Big Tobacco’s efforts to keep people smoking have been failing, with the number of individuals across the world using tobacco falling dramatically in a generation, according to the World Health Organization (WHO).
The global prevalence of tobacco use has significantly dropped in a generation, with one in five people currently smoking or participating in other forms of tobacco consumption, compared to one in three in the year 2000. However, the WHO emphasizes the need for continued efforts to break the addiction to this harmful substance.
According to the WHO’s global report, 1.25 billion people aged 15 and above used tobacco in 2022, down from 1.36 billion in 2000. The study predicts a further decline in tobacco use by 2030 to approximately 1.2 billion people, despite the expected global population growth. Southeast Asia and Europe exhibit the highest proportions of smokers, accounting for roughly a quarter of their respective populations still grappling with tobacco addiction. Notably, certain countries, including Egypt, Jordan, and Indonesia, are witnessing an upward trend in tobacco use, according to the study.
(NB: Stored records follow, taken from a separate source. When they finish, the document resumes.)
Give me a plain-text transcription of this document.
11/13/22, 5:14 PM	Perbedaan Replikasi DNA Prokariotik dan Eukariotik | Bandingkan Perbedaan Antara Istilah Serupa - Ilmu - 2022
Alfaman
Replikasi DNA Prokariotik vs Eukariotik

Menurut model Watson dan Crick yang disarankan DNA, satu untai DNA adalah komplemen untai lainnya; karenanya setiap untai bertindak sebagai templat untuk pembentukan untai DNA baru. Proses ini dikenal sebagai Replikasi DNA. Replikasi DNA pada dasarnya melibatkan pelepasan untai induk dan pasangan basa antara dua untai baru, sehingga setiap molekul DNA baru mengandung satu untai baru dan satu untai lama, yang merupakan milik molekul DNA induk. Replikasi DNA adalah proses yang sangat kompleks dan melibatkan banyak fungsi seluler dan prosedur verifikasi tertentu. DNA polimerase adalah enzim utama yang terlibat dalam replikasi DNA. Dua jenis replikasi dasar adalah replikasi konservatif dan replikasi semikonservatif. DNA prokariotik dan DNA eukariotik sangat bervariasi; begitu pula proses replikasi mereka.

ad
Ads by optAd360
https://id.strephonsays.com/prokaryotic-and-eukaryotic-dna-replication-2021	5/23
The report also highlights a concerning statistic, indicating that globally, an average of 10% of 13- to 15-year-olds use one or more types of tobacco, totalling at least 37 million adolescents. This includes at least 12 million individuals using emerging smokeless tobacco products. The WHO underscores that these figures are likely underestimated, as over 70 countries lack relevant data.
Despite progress in tobacco control, Dr. Rüdiger Krech, director of the WHO Department of Health Promotion, urges vigilance, noting the tobacco industry’s relentless pursuit of profits at the expense of lives. He points out that when governments believe they have succeeded in the fight against tobacco, the industry manipulates health policies to continue selling their lethal products.
The WHO issues a stark warning that tobacco-related deaths will persist at high levels for years, even with declining user numbers. Tobacco use claims over 8 million lives annually, including an estimated 1.3 million nonsmokers exposed to secondhand smoke. Smoking is linked to various health problems, including cancer, heart disease, stroke, lung diseases, diabetes, and chronic obstructive pulmonary disease (COPD), according to the US Centers for Disease Control.